There’s usually some form of “priority registration” at any college or university, so you may already have an idea of what I'm talking about. Just in case you’re still a little fuzzy, though, about what Priority Registration at SCCC encompasses – and what your role in Priority Registration is supposed to be– allow me this attempt to clarify.

October is #domesticviolenceawareness month.

In recent years, particularly after the award of a Title III grant, the administration has spent a good deal of time attempting to clarify the role of advising faculty when it comes to registration. Teaching faculty are required (again, like most important tasks, contractually) to set aside eight hours per semester, in addition to their regular class time and office hours, for advising students. This doesn't mean you have to cram all eight hours into the next two weeks -- although the administration does encourage you to spend more time in November answering student questions about their schedules, helping them decipher their SAIN reports, and guiding them to take classes that will fulfill their program requirements AND requirements for graduation.

Great, you must be saying in response . . . so who am I advising?

Good question! Unfortunately, or maybe fortunately, there is no formal assignment of students to faculty advisors for the majority of our students. Some of our programs formally assign advisors, but most do not, and General Studies students are definitely left to fend for themselves. So, in order to make the most of your advisement hours, and in order to actually meet with and help students who would like to be advised, you have a few options.

The first option you have is to canvass the students in your classes. If you haven’t done so already, schedule some of your advising hours over the next month (since Priority Registration officially begins on November 7, and continues until Open Registration begins about a week later). Then make this into some sort of chart using Excel or the table function in Microsoft Word, or simply use the form you find here,, the official, college-wide Faculty Advisement Resource for SCCC. (The link to the PDF form is the first link at the top of the page). Announce your availability to your classes, post the hours on your door, and if you're particularly ambitious, post them to your Blackboard course space.

Another option, which you may have discovered already, is to participate in your department’s efforts to hold department-specific advising sessions. Also, you can volunteer to spend some of your hours advising in the Academic Advising and Mentoring Center. (For example, come November, I'm signing up to spend two hours in the Eastern campus center on a Friday. Sometimes a change of scenery is nice.)

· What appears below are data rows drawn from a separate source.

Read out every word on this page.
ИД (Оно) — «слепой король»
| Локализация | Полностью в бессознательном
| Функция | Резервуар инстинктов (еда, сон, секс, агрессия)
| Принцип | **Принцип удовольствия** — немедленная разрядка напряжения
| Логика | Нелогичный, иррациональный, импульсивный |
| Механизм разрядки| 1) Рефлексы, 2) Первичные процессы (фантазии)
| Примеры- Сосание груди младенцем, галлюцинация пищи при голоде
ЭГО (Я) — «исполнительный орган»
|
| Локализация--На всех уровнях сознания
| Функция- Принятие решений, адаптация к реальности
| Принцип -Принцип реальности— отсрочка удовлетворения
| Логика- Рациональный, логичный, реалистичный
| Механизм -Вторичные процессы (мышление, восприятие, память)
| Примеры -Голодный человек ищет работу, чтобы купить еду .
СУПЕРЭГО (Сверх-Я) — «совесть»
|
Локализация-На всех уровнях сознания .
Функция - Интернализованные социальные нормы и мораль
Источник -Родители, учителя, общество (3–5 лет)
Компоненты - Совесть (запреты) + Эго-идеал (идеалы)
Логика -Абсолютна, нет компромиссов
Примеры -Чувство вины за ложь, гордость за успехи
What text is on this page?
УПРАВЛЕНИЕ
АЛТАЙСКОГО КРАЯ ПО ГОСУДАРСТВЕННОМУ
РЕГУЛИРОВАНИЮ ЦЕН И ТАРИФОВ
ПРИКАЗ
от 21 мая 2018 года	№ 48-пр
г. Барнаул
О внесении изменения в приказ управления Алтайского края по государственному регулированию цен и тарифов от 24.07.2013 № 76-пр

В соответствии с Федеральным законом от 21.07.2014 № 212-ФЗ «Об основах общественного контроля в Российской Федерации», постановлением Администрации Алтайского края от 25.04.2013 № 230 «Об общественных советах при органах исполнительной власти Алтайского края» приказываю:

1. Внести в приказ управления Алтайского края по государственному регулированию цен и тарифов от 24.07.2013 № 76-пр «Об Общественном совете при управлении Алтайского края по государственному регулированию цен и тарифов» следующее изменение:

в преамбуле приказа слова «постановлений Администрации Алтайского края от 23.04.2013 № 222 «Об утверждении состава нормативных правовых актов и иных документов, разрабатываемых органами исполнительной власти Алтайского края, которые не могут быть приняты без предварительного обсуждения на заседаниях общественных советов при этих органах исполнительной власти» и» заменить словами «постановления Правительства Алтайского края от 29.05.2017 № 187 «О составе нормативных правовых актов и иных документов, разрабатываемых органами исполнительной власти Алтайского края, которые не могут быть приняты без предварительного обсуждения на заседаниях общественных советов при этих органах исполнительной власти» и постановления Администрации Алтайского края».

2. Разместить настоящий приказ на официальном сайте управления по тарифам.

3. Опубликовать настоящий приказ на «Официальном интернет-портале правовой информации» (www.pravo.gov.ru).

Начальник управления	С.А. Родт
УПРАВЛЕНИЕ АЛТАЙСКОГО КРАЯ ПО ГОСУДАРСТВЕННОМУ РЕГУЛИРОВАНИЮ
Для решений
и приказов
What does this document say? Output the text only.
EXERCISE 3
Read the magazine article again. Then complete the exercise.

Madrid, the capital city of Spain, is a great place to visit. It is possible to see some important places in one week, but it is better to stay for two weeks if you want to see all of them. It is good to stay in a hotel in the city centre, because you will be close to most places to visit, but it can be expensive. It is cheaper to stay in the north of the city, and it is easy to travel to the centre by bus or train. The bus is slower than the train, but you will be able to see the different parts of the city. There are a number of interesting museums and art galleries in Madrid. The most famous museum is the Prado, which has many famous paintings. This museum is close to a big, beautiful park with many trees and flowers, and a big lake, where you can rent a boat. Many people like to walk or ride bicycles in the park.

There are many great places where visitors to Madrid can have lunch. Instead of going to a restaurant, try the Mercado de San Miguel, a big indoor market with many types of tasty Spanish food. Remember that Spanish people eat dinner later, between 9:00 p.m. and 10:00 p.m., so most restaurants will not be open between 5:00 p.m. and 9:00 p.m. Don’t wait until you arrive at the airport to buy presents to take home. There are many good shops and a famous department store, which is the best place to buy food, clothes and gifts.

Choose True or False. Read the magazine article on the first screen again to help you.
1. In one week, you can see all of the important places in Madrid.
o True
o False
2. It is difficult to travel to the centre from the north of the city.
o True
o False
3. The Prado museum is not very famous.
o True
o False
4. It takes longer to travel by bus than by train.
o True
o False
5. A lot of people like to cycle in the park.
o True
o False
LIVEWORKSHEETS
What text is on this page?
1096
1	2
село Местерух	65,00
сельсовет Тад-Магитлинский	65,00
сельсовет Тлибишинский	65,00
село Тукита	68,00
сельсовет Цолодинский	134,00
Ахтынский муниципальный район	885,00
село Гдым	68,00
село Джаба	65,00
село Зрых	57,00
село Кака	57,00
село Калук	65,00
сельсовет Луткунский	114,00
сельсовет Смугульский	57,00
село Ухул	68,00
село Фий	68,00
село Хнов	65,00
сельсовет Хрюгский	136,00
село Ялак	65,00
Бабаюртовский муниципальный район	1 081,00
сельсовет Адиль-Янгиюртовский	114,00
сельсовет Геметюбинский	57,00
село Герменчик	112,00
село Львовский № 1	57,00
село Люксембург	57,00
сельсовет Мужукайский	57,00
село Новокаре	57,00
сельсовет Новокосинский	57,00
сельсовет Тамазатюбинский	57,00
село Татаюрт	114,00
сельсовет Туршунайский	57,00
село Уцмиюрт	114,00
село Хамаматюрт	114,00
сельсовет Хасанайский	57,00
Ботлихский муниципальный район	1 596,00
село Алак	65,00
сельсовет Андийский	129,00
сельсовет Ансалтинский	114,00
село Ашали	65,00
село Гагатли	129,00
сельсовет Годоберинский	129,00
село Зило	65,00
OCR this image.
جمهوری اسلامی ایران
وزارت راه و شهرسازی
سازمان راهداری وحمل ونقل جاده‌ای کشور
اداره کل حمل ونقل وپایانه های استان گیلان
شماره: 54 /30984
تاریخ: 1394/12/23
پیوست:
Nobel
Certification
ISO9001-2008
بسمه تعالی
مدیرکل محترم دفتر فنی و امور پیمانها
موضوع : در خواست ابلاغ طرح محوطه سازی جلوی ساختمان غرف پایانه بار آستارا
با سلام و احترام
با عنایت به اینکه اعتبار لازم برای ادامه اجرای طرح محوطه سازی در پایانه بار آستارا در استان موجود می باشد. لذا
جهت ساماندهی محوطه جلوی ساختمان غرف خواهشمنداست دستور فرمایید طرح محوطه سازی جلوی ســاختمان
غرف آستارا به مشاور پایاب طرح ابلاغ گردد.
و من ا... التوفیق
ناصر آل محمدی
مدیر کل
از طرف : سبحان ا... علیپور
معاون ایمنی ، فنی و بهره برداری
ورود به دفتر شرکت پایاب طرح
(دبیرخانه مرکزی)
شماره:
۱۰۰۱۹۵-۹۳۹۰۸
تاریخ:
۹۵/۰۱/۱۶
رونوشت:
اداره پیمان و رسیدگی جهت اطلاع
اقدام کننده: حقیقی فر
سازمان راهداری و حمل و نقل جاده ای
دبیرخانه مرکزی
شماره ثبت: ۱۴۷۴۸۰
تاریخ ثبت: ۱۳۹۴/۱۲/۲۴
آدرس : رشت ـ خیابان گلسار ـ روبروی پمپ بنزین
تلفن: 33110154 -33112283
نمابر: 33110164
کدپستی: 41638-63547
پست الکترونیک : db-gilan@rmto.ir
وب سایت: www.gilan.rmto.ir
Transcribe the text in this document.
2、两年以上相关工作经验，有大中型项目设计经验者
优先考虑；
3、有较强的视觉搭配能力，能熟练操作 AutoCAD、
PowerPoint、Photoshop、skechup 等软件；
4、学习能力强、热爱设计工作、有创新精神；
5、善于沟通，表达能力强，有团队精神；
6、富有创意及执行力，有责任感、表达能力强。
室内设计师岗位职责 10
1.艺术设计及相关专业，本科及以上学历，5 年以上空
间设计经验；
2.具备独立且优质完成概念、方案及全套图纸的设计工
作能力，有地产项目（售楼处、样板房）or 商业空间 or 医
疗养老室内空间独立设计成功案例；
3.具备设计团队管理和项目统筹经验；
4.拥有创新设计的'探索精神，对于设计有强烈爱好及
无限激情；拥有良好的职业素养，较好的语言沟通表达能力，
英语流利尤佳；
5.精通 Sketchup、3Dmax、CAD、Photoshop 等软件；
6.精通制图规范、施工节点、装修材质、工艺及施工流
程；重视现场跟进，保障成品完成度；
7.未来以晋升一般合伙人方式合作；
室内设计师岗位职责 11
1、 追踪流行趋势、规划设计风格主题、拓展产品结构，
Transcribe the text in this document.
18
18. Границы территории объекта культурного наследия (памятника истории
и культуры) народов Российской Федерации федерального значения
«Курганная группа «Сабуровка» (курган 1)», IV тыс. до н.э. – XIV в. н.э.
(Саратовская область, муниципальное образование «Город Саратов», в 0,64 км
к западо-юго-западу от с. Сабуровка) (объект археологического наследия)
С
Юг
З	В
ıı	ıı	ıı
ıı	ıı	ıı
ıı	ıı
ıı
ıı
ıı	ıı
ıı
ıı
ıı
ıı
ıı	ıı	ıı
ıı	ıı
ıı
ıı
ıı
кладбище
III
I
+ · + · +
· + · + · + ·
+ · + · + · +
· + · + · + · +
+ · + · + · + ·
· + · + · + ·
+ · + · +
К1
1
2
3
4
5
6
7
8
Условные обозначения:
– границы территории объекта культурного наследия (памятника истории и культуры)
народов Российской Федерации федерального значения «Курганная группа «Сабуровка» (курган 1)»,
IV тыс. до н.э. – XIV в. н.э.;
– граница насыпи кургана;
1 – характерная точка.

Keep in mind, too, that any hours you spend or have spent counseling or advising students before November (or after!) counts toward your advising commitment. We're not often required to turn in an official record of our time spent advising, but just in case the administration does ask for such a record, it's a good idea to keep notes about whom you advised and when and where.

Also, particularly because you’re new to the college or the full-time teaching faculty gig, you should visit the link above to find videos that demonstrate useful information like “How to Read a Student’s SAIN report” and “Using Banner for Advising Purposes.”

So that’s my heads-up . . . and be prepared to receive a maelstrom of emails concerning Priority Registration at this time of year. As overwhelming as they may seem, you should pay attention to them, as they’ll help you fulfill your advising duties as a faculty member.